В рассказах зрелого А.П. Чехова изменяется соотношение между авторским повествованием и речью рассказчика. В таких рассказах, как "Дом с мезонином", "Крыжовник", "Шуточка" и некоторых других, речь рассказчика ничем не отличается от авторского повествования.

В ранних же рассказах речь рассказчика сливается с речью героев. Даже если рассказ ведется от первого лица, то перед нами стилизация речи героя - обычно мелкого служащего, провинциала (например: "Торжество победителя", "Письмо к ученому соседу"). Характерно, что А.П. Чехов к рассказу "Торжество победителя" дает подзаголовок: "Рассказ отставного коллежского регистратора", определяя тем самым и стилевую манеру этого рассказа. Да и сам образ автора в ранних рассказах А.П. Чехова иной. Перед нами выступает чаще всего юморист, с метким и зорким взглядом художника-реалиста. Это во многом обусловливает стилистические детали авторского повествования, например, нарочито приподнятую лексику при описании незначительных явлений (см. в "Толстом и тонком": "Приятели троекратно облобызались и устремили друг на друга глаза, полные слез", необычные сочетания слов, рассчитанные на комический эффект) ("Все трое были приятно ошеломлены").

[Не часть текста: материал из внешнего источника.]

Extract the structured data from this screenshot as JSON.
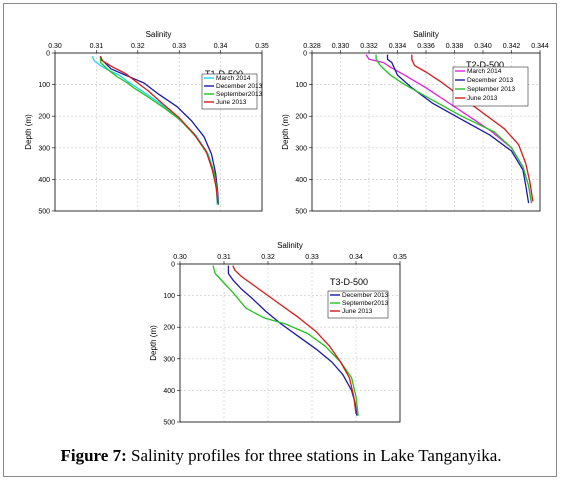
{
  "caption": {
    "label": "Figure 7:",
    "text": " Salinity profiles for three stations in Lake Tanganyika."
  },
  "chart_data": [
    {
      "type": "line",
      "title": "T1-D-500",
      "xlabel": "Salinity",
      "ylabel": "Depth (m)",
      "xlim": [
        0.3,
        0.35
      ],
      "ylim": [
        0,
        500
      ],
      "x_ticks": [
        "0.30",
        "0.31",
        "0.32",
        "0.33",
        "0.34",
        "0.35"
      ],
      "y_ticks": [
        "0",
        "100",
        "200",
        "300",
        "400",
        "500"
      ],
      "y_inverted": true,
      "legend_position": "right",
      "series": [
        {
          "name": "March 2014",
          "color": "#22d3ee",
          "x": [
            0.309,
            0.3095,
            0.311,
            0.313,
            0.3155,
            0.3175,
            0.321,
            0.3255,
            0.33,
            0.334,
            0.337,
            0.3385,
            0.339,
            0.3392
          ],
          "y": [
            10,
            25,
            40,
            55,
            70,
            90,
            120,
            160,
            210,
            260,
            320,
            380,
            440,
            480
          ]
        },
        {
          "name": "December 2013",
          "color": "#1a1aa6",
          "x": [
            0.311,
            0.311,
            0.312,
            0.3135,
            0.317,
            0.3215,
            0.325,
            0.3295,
            0.333,
            0.336,
            0.3378,
            0.3388,
            0.3393,
            0.3395
          ],
          "y": [
            10,
            20,
            30,
            50,
            70,
            95,
            130,
            170,
            215,
            265,
            320,
            380,
            440,
            480
          ]
        },
        {
          "name": "September2013",
          "color": "#22c322",
          "x": [
            0.311,
            0.311,
            0.313,
            0.315,
            0.3175,
            0.319,
            0.322,
            0.3265,
            0.3305,
            0.334,
            0.3368,
            0.3385,
            0.3392,
            0.3394
          ],
          "y": [
            10,
            30,
            55,
            75,
            95,
            110,
            135,
            175,
            215,
            265,
            320,
            380,
            440,
            480
          ]
        },
        {
          "name": "June 2013",
          "color": "#d61a1a",
          "x": [
            0.311,
            0.3115,
            0.314,
            0.317,
            0.3195,
            0.3225,
            0.326,
            0.33,
            0.3335,
            0.3365,
            0.338,
            0.339,
            0.3393
          ],
          "y": [
            10,
            25,
            45,
            65,
            90,
            120,
            160,
            205,
            255,
            310,
            370,
            430,
            475
          ]
        }
      ]
    },
    {
      "type": "line",
      "title": "T2-D-500",
      "xlabel": "Salinity",
      "ylabel": "Depth (m)",
      "xlim": [
        0.328,
        0.344
      ],
      "ylim": [
        0,
        500
      ],
      "x_ticks": [
        "0.328",
        "0.330",
        "0.332",
        "0.334",
        "0.336",
        "0.338",
        "0.340",
        "0.342",
        "0.344"
      ],
      "y_ticks": [
        "0",
        "100",
        "200",
        "300",
        "400",
        "500"
      ],
      "y_inverted": true,
      "legend_position": "right",
      "series": [
        {
          "name": "March 2014",
          "color": "#e020e0",
          "x": [
            0.3318,
            0.332,
            0.333,
            0.3335,
            0.3345,
            0.336,
            0.3375,
            0.339,
            0.3405,
            0.342,
            0.3428,
            0.3432,
            0.3434
          ],
          "y": [
            5,
            20,
            30,
            45,
            70,
            110,
            155,
            200,
            245,
            300,
            360,
            420,
            475
          ]
        },
        {
          "name": "December 2013",
          "color": "#1a1aa6",
          "x": [
            0.3333,
            0.3333,
            0.3336,
            0.3338,
            0.334,
            0.335,
            0.3365,
            0.3385,
            0.3405,
            0.342,
            0.3428,
            0.343,
            0.3432
          ],
          "y": [
            5,
            20,
            30,
            50,
            70,
            110,
            160,
            210,
            260,
            310,
            370,
            420,
            475
          ]
        },
        {
          "name": "September 2013",
          "color": "#22c322",
          "x": [
            0.3325,
            0.3325,
            0.3328,
            0.3335,
            0.3345,
            0.3365,
            0.3385,
            0.3408,
            0.342,
            0.3428,
            0.3432,
            0.3434
          ],
          "y": [
            5,
            20,
            40,
            70,
            100,
            150,
            200,
            250,
            300,
            360,
            420,
            475
          ]
        },
        {
          "name": "June 2013",
          "color": "#d61a1a",
          "x": [
            0.335,
            0.335,
            0.3352,
            0.336,
            0.337,
            0.3385,
            0.34,
            0.3415,
            0.3425,
            0.343,
            0.3433,
            0.3435
          ],
          "y": [
            5,
            20,
            40,
            60,
            90,
            140,
            190,
            240,
            290,
            350,
            410,
            470
          ]
        }
      ]
    },
    {
      "type": "line",
      "title": "T3-D-500",
      "xlabel": "Salinity",
      "ylabel": "Depth (m)",
      "xlim": [
        0.3,
        0.35
      ],
      "ylim": [
        0,
        500
      ],
      "x_ticks": [
        "0.30",
        "0.31",
        "0.32",
        "0.33",
        "0.34",
        "0.35"
      ],
      "y_ticks": [
        "0",
        "100",
        "200",
        "300",
        "400",
        "500"
      ],
      "y_inverted": true,
      "legend_position": "right",
      "series": [
        {
          "name": "December 2013",
          "color": "#1a1aa6",
          "x": [
            0.311,
            0.311,
            0.312,
            0.314,
            0.3165,
            0.3195,
            0.323,
            0.327,
            0.331,
            0.3345,
            0.337,
            0.339,
            0.3398,
            0.3402
          ],
          "y": [
            5,
            30,
            50,
            80,
            110,
            150,
            190,
            230,
            270,
            310,
            350,
            400,
            440,
            480
          ]
        },
        {
          "name": "September2013",
          "color": "#22c322",
          "x": [
            0.3075,
            0.308,
            0.31,
            0.312,
            0.315,
            0.319,
            0.324,
            0.329,
            0.333,
            0.3365,
            0.339,
            0.34,
            0.3405
          ],
          "y": [
            5,
            30,
            60,
            90,
            140,
            170,
            190,
            220,
            260,
            310,
            360,
            420,
            480
          ]
        },
        {
          "name": "June 2013",
          "color": "#d61a1a",
          "x": [
            0.312,
            0.3125,
            0.314,
            0.3165,
            0.3195,
            0.323,
            0.327,
            0.331,
            0.334,
            0.3365,
            0.3385,
            0.3395,
            0.34
          ],
          "y": [
            5,
            20,
            40,
            65,
            95,
            130,
            170,
            215,
            260,
            310,
            360,
            420,
            475
          ]
        }
      ]
    }
  ]
}
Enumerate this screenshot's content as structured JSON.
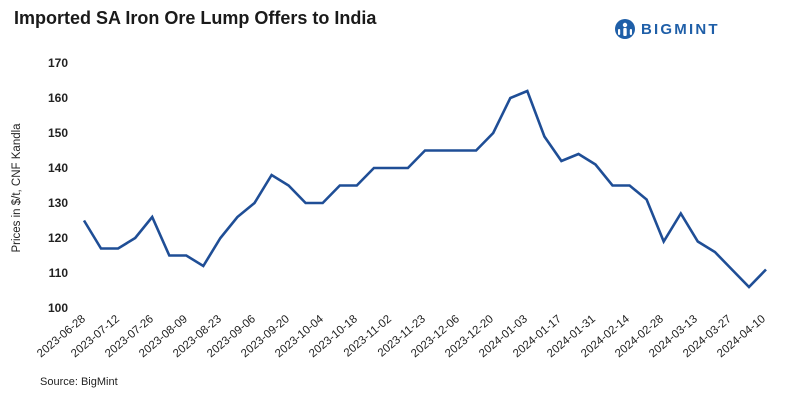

Имплицитность проявляется в соотношении эллипсиса и антиэллипсиса. Последнему специфически служат словесные повторы. Важный элемент стиля авторского повествования в рассказах А.П. Чехова - словесные повторы, даваемые преимущественно в однотипных синтаксических конструкциях. Словесные повторы акцентируют внимание на каких-то важных для писателя деталях, используются для передачи состояния персонажей. Эти словесные повторы в рассказах зрелого А.П. Чехова подчеркивают однообразие, серость, скуку обывательской жизни. Например: "Молодая рыжая собака… бегала взад и вперед…; Каштанка бегала взад и вперед и не находила хозяина…; Шел крупный пушистый снег…; Когда мягкий пушистый снег . Каштанка вошла в маленькую комнатку с грязными обоями; Она …была водворена в комнатке с грязными обоями…; Гусь не имел права переступить порог комнатки с грязными обоями…" "Каштанка".

Иронический аспект такой имплицитности - сравнение с аналогичными средствами в "Доме с мезонином": "Я жил в имении помещика Белокурова… который… ходил в поддевке…; Пришел Белокуров в поддевке, в вышитой сорочке; …Я встретил… Белокурова.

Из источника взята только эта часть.